Muhenna, "Krizin kontrolden çıkması, hastalıkların benzeri görülmemiş şekilde yayılmasına neden olabilir." ifadesini kullandı.
Kanalizasyon krizinin, çöplerin birikmesi ve diğer çevresel sorunlarla birleşerek ciddi bir insani felakete yol açtığını belirten Muhenna, bölgeye gerekli ekipmanların girişine izin verilmesi ve acil bakım-onarım çalışmalarının yapılması için uluslararası müdahalenin şart olduğunu kaydetti.
İsrail'in Gazze Şeridi'nde 175 bin metreden uzun kanalizasyon şebekesini tahrip ettiğini hatırlatan Muhenna, sınır kapılarının 10 gündür kapalı olmasının, belediyelerin içme suyu ve kanalizasyon tesisleri gibi kritik altyapılar için gerekli yakıtı temin edememesine neden olduğunu söyledi.
Sözcü Muhenna, bu durumun, hayati öneme sahip tesislerin çalışmasını sekteye uğratarak insani krizi daha da derinleştirdiğini ifade etti.
Gazze kentindeki yağmur suyu depolama havuzlarından biri olan Şeyh Rıdvan Göleti'nin İsrail tarafından defalarca hedef alındığını ve havuzun elektrik ve enerji sisteminin tahrip olduğunu aktaran Muhenna, gelecek dönemde yağmur sularının artmasıyla kanalizasyon sularının taşma riskine dikkati çekerek bu durumun yıkılmaya yüz tutmuş bazı evlerin çökmesine ve yer altı sularının kirlenmesine yol açabileceği uyarısında bulundu.

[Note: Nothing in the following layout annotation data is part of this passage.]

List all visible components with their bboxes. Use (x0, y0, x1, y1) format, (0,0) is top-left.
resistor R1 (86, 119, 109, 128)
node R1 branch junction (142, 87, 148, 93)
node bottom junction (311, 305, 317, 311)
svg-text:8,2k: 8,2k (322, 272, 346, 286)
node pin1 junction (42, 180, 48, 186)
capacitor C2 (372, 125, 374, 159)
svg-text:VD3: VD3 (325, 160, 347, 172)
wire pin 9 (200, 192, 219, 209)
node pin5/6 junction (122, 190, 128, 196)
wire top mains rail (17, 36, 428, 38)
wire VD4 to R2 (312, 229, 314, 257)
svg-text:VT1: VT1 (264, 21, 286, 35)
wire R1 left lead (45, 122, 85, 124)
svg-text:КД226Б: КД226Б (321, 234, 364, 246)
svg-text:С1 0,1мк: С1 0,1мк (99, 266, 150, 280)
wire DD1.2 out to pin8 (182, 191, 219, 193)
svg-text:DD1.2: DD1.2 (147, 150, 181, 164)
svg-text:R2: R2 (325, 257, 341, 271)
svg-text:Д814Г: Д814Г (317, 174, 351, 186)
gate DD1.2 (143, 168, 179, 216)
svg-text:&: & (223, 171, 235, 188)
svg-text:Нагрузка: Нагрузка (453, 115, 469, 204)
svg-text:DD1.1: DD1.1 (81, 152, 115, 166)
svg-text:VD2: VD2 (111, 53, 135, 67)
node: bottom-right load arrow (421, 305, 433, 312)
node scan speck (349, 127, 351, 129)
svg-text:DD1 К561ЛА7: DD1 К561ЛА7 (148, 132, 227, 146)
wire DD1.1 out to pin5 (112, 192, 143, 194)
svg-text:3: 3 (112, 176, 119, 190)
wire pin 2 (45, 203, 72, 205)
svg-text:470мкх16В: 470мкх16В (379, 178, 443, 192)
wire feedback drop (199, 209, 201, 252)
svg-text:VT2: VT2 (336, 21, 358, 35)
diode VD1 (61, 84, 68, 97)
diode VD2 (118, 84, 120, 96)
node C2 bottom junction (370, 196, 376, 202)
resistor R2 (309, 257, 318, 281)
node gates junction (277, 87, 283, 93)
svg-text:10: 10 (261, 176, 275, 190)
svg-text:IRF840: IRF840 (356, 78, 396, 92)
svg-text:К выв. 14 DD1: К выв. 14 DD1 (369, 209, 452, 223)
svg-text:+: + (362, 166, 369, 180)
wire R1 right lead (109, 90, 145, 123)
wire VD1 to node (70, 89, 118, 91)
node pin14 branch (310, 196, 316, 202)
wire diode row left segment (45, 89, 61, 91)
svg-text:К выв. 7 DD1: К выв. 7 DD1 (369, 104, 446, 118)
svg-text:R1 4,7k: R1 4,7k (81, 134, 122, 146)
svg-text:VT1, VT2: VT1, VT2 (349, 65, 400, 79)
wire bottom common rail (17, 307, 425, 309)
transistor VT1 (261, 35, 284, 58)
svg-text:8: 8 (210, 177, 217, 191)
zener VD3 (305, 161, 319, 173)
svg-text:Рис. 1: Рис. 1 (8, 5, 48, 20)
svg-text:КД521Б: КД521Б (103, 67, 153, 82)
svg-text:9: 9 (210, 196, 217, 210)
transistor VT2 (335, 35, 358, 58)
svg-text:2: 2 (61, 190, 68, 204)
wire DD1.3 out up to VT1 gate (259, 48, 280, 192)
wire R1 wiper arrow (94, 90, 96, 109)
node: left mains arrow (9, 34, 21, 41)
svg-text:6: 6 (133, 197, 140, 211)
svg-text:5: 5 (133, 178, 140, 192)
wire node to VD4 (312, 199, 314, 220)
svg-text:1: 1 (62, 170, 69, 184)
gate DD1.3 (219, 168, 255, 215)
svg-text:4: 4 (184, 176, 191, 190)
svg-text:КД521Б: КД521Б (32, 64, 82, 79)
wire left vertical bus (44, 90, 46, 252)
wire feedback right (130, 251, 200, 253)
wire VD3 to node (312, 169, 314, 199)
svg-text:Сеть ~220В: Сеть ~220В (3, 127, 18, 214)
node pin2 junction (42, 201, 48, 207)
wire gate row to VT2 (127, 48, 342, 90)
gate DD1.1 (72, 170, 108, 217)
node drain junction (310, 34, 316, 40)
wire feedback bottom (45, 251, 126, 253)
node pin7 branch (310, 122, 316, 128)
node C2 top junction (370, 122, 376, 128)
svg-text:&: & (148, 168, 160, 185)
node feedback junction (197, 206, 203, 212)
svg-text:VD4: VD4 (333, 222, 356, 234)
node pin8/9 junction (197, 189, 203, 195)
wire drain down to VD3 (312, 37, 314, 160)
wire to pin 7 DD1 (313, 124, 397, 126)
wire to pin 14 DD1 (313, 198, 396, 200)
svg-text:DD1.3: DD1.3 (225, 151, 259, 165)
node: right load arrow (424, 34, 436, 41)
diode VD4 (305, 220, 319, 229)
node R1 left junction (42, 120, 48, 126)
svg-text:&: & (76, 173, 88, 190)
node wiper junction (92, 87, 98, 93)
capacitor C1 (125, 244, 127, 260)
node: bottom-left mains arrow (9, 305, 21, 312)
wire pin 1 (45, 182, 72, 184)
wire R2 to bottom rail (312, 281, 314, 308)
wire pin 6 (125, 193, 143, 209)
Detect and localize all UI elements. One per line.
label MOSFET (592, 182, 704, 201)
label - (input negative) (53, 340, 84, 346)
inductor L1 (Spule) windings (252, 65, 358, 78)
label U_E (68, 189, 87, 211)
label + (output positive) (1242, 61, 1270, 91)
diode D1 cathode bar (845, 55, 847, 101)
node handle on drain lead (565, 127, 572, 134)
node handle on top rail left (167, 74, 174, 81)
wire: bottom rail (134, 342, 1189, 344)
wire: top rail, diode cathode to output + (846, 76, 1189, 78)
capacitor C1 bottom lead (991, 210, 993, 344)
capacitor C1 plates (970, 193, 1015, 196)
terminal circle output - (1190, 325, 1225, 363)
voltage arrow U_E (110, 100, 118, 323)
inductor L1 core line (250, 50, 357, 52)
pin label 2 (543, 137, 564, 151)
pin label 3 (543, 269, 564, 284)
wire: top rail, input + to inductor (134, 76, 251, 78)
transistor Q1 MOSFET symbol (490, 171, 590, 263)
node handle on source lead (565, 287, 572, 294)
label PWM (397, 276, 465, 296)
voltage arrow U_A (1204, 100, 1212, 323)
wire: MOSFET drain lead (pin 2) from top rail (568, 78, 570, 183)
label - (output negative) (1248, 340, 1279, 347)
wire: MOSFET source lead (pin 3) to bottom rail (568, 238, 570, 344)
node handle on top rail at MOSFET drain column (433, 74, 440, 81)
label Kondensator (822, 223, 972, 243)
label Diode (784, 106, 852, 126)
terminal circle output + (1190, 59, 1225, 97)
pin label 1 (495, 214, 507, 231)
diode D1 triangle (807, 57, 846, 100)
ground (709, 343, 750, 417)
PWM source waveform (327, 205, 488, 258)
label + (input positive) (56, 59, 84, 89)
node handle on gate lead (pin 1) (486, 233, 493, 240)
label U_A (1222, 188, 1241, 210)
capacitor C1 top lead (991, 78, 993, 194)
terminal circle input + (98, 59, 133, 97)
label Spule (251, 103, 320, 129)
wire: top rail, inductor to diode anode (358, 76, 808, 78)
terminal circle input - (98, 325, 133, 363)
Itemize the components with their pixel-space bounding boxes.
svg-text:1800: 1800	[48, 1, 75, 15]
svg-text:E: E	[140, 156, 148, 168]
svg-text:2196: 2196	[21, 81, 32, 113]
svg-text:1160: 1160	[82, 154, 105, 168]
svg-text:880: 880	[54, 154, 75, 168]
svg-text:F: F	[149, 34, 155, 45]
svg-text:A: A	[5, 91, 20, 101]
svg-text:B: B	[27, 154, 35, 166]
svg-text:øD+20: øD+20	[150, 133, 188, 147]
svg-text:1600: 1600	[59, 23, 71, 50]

"Hayat yaşanmaz hale geldi"
Gazze kentinin kuzeyinde, yağmur sularını toplamak için kullanılan "Şeyh Rıdvan Göleti"nin yanında ailesiyle birlikte yaşayan Muhammed Berakat, felakete dönüşen çevresel sorunların kendilerini olumsuz etkilediğini kaydetti.
Berakat, "Atık suların yağmur sularıyla karışması hastalık ve sağlık risklerini artırdı. Sürekli taşkınlar ve yaşam koşullarının kötüleşmesi nedeniyle burada hayat yaşanmaz hale geldi.” dedi.
Gazzeli Berakat, "Gördüğümüz manzara yürek burkuyor, atık suyun içinde yaşamaya mahkum edildik. Eğer durum böyle devam ederse beklenmedik sağlık riskleriyle karşı karşıya kalacağız." diye konuştu.
Yağmur sularını toplamak için kullanılan Şeyh Rıdvan Göleti, İsrail bombardımanı nedeniyle büyük zarar görürken atık sular da gölete sızarak büyük bir çevresel tehdide dönüştü.